The objective of separating the role CEO and chairman is to enhance the corporate
governance of GoPro and to minimize the conflict of interests between the board and the
management. The split role in corporations has been widely recommended and there are
empirical evidences have found that an independent chairman structure brings benefits to
firm performance. Since 2007, there are 35% of S&P 500 boards has separated the
chairperson and CEO, the number increased dramatically to 48% in 2017 and reached 52% in
2019 (Nili 2019). This statistic has shown that many firms are concerned about the combined
position which hindered the board’s ability to oversee the management, hence, the practice of
splitting duality roles is increasing. In addition, an independent director should hold the chair
position at GoPro when the splitting process takes place in order to separate the duties
between CEO and chairman (Adrian et al. 2013). Moreover, the conflict of interests can be
avoided when having the board of CEO non-duality as CEO will not be dominated the board
of directors which in turn CEO cannot pursue their own self-interest and shareholders interest
are better protected (Abels & Martelli 2013). As a result, directors will be free to give their
ideas and decisions to the CEO in evaluating of management and planning corporate strategy
which can improve GoPro financial performance. According to Saibaba & Ansari (2011),
many large corporations with CEO non-duality tend to have higher sales revenue, profits,
shareholder returns and return on assets.

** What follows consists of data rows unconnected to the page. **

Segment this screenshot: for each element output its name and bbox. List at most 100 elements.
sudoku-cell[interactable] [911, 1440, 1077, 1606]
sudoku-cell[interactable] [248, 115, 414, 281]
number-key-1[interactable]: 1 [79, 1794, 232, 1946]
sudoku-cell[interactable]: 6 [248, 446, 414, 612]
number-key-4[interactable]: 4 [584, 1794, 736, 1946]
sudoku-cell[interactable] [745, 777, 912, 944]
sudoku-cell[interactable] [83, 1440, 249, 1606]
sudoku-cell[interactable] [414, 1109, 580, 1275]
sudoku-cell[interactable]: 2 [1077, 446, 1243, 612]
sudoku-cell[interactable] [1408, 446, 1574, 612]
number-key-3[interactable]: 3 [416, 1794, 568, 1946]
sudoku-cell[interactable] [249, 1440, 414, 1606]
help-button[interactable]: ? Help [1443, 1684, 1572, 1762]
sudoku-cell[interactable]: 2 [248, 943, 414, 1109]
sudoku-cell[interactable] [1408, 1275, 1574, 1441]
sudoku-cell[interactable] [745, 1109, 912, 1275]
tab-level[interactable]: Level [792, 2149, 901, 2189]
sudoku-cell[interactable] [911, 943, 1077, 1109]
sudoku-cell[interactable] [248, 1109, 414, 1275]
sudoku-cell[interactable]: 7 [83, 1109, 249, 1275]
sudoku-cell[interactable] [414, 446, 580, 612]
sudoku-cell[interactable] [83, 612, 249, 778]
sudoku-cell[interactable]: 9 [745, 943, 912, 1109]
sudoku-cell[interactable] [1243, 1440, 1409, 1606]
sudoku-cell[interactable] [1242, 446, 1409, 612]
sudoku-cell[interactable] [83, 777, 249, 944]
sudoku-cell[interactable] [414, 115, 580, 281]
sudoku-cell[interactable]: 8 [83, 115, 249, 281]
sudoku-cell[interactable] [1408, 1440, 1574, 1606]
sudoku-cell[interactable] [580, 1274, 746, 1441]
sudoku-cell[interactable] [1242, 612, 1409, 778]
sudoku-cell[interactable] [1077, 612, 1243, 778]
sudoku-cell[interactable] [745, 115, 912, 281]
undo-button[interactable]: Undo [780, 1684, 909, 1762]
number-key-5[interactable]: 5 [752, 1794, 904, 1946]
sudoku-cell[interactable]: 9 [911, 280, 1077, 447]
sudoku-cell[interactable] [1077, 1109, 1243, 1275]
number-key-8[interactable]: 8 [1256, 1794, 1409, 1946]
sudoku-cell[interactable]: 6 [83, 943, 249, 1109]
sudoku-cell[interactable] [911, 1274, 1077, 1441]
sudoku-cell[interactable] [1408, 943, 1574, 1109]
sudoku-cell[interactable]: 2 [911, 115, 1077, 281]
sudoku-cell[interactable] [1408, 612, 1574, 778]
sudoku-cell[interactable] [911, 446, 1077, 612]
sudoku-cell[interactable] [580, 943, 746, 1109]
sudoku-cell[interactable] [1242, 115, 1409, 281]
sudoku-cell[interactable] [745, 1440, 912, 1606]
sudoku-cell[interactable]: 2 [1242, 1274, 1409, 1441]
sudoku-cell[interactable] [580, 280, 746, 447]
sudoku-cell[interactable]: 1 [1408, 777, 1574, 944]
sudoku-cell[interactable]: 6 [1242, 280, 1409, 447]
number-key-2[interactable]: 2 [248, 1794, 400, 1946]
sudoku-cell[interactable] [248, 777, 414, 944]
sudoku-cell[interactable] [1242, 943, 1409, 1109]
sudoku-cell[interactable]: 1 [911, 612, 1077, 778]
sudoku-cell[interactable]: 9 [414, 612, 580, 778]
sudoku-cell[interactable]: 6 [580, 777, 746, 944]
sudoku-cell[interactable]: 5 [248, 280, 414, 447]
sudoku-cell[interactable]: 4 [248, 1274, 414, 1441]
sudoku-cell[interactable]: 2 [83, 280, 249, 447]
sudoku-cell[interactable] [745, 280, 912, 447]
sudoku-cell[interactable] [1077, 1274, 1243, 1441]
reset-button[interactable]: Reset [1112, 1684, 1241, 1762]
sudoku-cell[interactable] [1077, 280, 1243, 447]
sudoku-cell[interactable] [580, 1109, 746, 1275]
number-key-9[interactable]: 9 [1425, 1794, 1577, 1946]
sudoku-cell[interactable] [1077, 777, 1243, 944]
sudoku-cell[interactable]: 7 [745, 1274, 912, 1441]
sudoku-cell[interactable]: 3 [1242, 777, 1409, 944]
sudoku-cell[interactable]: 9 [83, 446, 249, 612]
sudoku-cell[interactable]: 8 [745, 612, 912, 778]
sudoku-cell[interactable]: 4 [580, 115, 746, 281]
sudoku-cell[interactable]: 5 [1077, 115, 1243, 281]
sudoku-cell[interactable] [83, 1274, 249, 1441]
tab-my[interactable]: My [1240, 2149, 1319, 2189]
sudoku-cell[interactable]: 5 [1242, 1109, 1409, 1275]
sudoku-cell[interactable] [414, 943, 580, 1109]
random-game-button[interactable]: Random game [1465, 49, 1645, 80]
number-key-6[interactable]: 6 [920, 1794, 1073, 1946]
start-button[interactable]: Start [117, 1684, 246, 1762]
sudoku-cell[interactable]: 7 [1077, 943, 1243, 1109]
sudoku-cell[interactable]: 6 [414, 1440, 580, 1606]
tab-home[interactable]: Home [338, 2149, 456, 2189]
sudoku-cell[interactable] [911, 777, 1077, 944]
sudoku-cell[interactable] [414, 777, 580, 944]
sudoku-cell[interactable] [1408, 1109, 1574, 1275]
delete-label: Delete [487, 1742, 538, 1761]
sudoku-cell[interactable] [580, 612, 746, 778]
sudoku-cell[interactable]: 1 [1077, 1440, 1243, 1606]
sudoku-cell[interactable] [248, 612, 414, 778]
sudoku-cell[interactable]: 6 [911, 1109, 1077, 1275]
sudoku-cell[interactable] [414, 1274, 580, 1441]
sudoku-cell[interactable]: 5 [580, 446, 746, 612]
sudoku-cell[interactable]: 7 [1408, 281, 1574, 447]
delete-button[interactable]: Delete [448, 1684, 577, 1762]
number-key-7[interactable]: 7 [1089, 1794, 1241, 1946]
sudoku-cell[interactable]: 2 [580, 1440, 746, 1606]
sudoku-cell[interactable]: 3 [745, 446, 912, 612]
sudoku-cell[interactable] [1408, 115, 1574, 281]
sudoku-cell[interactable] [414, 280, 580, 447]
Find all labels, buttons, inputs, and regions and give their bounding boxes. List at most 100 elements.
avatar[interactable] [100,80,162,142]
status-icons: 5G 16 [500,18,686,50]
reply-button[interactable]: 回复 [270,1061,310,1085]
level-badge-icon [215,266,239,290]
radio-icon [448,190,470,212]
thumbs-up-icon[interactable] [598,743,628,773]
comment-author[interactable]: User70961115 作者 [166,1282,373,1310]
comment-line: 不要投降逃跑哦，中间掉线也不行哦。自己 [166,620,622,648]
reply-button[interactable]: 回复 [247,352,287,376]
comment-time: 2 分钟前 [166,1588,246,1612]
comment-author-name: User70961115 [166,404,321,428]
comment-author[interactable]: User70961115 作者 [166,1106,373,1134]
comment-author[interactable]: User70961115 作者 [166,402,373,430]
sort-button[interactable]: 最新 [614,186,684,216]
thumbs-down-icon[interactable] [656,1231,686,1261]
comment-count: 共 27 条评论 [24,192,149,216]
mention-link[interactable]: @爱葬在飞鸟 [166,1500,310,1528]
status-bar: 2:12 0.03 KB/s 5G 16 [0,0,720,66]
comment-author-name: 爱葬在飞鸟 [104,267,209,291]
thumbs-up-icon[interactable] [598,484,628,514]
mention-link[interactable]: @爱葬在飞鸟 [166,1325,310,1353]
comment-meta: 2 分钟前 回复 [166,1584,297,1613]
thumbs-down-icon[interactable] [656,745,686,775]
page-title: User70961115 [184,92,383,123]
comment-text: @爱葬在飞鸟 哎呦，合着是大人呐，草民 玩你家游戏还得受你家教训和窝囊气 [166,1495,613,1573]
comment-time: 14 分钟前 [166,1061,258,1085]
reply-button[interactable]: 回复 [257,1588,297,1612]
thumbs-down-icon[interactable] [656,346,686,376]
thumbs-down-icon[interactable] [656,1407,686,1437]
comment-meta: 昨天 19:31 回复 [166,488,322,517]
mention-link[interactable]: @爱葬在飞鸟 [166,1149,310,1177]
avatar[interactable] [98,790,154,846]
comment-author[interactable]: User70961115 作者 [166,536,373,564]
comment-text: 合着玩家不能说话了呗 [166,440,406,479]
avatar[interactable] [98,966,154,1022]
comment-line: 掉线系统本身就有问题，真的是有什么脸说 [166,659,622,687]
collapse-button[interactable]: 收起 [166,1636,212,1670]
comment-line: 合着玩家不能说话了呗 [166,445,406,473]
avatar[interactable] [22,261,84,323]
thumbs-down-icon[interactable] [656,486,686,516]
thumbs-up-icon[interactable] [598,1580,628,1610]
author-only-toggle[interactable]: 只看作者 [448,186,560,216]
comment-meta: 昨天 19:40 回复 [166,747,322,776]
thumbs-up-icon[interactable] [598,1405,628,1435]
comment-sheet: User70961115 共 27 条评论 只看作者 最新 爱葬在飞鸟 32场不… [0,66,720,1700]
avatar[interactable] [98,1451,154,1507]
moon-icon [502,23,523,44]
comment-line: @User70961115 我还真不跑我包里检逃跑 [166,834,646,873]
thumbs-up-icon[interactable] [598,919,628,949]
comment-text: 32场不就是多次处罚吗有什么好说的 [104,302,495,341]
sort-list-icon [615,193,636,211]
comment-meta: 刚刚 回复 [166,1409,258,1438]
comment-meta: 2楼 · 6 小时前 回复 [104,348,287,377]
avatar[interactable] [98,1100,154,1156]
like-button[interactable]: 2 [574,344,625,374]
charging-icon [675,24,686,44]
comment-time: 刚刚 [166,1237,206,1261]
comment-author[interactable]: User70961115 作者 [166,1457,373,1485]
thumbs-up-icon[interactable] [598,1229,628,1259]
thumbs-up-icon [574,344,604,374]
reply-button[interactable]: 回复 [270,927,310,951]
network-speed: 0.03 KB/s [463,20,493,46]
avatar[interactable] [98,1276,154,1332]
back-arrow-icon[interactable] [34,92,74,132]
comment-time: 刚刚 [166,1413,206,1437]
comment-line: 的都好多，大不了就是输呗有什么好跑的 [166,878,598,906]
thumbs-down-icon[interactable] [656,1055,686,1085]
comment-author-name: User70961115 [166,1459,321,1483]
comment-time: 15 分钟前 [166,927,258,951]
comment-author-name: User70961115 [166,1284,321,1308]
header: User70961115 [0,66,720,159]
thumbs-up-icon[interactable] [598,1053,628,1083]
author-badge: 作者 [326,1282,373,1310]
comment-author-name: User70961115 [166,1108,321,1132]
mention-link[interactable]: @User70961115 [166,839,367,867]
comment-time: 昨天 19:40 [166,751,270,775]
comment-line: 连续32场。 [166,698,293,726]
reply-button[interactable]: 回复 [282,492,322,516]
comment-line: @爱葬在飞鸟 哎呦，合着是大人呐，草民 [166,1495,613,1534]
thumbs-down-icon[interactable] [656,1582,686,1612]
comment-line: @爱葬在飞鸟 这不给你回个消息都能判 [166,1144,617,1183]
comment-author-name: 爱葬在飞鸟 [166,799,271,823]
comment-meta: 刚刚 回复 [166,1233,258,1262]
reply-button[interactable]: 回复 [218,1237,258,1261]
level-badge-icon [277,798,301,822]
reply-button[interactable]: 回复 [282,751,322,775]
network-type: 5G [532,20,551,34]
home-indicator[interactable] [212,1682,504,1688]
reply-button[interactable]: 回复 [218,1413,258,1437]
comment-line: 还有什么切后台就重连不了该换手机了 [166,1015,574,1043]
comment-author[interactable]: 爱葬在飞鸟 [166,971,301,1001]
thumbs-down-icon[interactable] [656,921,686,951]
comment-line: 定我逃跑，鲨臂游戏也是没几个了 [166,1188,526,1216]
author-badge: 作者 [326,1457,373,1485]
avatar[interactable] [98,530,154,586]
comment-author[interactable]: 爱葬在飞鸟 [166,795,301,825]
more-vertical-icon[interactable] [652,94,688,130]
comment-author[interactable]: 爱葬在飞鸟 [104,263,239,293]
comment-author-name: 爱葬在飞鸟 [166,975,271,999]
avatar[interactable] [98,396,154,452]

Furthermore, the splitting duality roles can help both CEO and chairman to focus on their
responsibilities, CEO will focus more on managing the company’s activities and chairman
will focus on leading the board by monitoring management’s decisions. From the agency
theory, appointing independent non-executive chairman is likely to enhance firms’ financial
performance as separate leadership structure can ensure better monitoring role of the board
and the role of independent non-executive chairman is important if the CEO become
powerful and influential (Rahman et al. 2015).

Conclusion

In conclusion, although GoPro corporate governance is seemed to be adequate that met all the
corporate governance principles in terms of committees, board independence, expertise,
meeting, interaction, etc., there is still a drawback of having Mr. Woodman who is served as
both CEO and chairman positions which brings the conflict of interests between the board
and the management, not all, it also directly effect to the board of directors in providing
decisions which can negatively effect to firm financial performance. Hence, recommendation
is provided to separate the role of CEO and chairman of Mr. Woodman in order to improve
the oversight management and bring better performance.